Réduire les surfaces en pommes de terre, ce printemps: pas si simple!

«Réduire les surfaces, c’est évidemment plus facile à dire qu’à faire», relève la Fiwap.
«Réduire les surfaces, c’est évidemment plus facile à dire qu’à faire», relève la Fiwap. - M. de N.

S ituation exceptionnelle et inédite, ce printemps : même l’industrie appelle à la modération des plantations. On observe même des renonciations par certains acheteurs de contrats signés, avec dédommagement.
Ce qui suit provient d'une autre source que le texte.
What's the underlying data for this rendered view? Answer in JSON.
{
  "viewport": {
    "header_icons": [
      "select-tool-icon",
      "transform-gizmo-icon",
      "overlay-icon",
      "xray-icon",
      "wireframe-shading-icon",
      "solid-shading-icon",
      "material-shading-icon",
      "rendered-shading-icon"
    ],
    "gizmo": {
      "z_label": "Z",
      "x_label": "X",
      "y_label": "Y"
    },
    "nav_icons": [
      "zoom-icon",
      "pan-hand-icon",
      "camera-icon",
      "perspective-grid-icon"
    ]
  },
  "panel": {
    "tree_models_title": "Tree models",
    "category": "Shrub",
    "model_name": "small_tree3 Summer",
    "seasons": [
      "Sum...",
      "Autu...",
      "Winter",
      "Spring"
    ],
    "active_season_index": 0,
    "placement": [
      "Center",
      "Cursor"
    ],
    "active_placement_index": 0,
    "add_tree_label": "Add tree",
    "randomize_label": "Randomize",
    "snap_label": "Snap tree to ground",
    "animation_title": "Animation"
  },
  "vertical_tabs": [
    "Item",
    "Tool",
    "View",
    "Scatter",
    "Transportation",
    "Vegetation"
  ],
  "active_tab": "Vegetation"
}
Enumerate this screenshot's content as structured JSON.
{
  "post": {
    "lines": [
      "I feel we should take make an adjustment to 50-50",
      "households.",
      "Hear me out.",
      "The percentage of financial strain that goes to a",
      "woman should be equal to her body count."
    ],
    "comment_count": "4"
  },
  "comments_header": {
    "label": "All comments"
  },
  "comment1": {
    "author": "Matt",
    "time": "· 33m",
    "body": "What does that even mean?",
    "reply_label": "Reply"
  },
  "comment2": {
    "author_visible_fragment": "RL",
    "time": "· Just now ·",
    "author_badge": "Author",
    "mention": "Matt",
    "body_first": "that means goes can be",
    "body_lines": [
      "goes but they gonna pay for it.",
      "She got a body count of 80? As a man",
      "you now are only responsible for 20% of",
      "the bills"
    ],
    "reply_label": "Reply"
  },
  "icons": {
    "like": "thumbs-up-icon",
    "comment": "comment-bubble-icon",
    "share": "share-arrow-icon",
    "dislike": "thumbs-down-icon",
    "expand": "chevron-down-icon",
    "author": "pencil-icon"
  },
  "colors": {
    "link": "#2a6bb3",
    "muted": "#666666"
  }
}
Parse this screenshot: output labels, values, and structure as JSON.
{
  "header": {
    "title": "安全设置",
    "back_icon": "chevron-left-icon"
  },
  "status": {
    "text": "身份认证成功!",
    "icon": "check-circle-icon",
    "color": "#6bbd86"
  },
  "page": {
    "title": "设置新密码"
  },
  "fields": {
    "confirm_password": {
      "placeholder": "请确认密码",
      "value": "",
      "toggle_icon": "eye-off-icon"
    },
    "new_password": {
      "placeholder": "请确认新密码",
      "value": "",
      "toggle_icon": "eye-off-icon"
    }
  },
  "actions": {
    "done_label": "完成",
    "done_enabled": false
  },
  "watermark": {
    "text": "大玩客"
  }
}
Réduire les surfaces, c’est évidemment plus facile à dire qu’à faire, relève la Fiwap, dans son dernier avis: contrats signés, plants commandés, surfaces louées… Mais, peut-être vaut-il mieux supporter de nouveaux coûts maintenant (dédommagements envers les fermiers chez qui vous louez, achat de semences de la culture alternative – céréales de printemps, légumes, maïs… –, travaux d’entreprise) que d’implanter une culture qui va vous coûter au moins 5.000 €/ha, sans aucune garantie de « récupérer ses billes » dans quelques mois, voire plus d’un an ! À réfléchir donc.

Timides plantations

Les premières plantations ont eu lieu en Hesbaye liégeoise. Attention, si ça ne va pas, remettez à plus tard !, poursuit la Fiwap Un éventuel dégât aux structures se payera inévitablement en termes de quantité et/ou de qualité, particulièrement si le temps se met au « sec » au cours des prochains mois. L’hiver quasiment sans gel et avec d’importantes précipitations nous lègue des structures moins bonnes et plus fragiles qu’à la sortie des 2 ou 3 derniers hivers secs (avec parfois un peu de gel).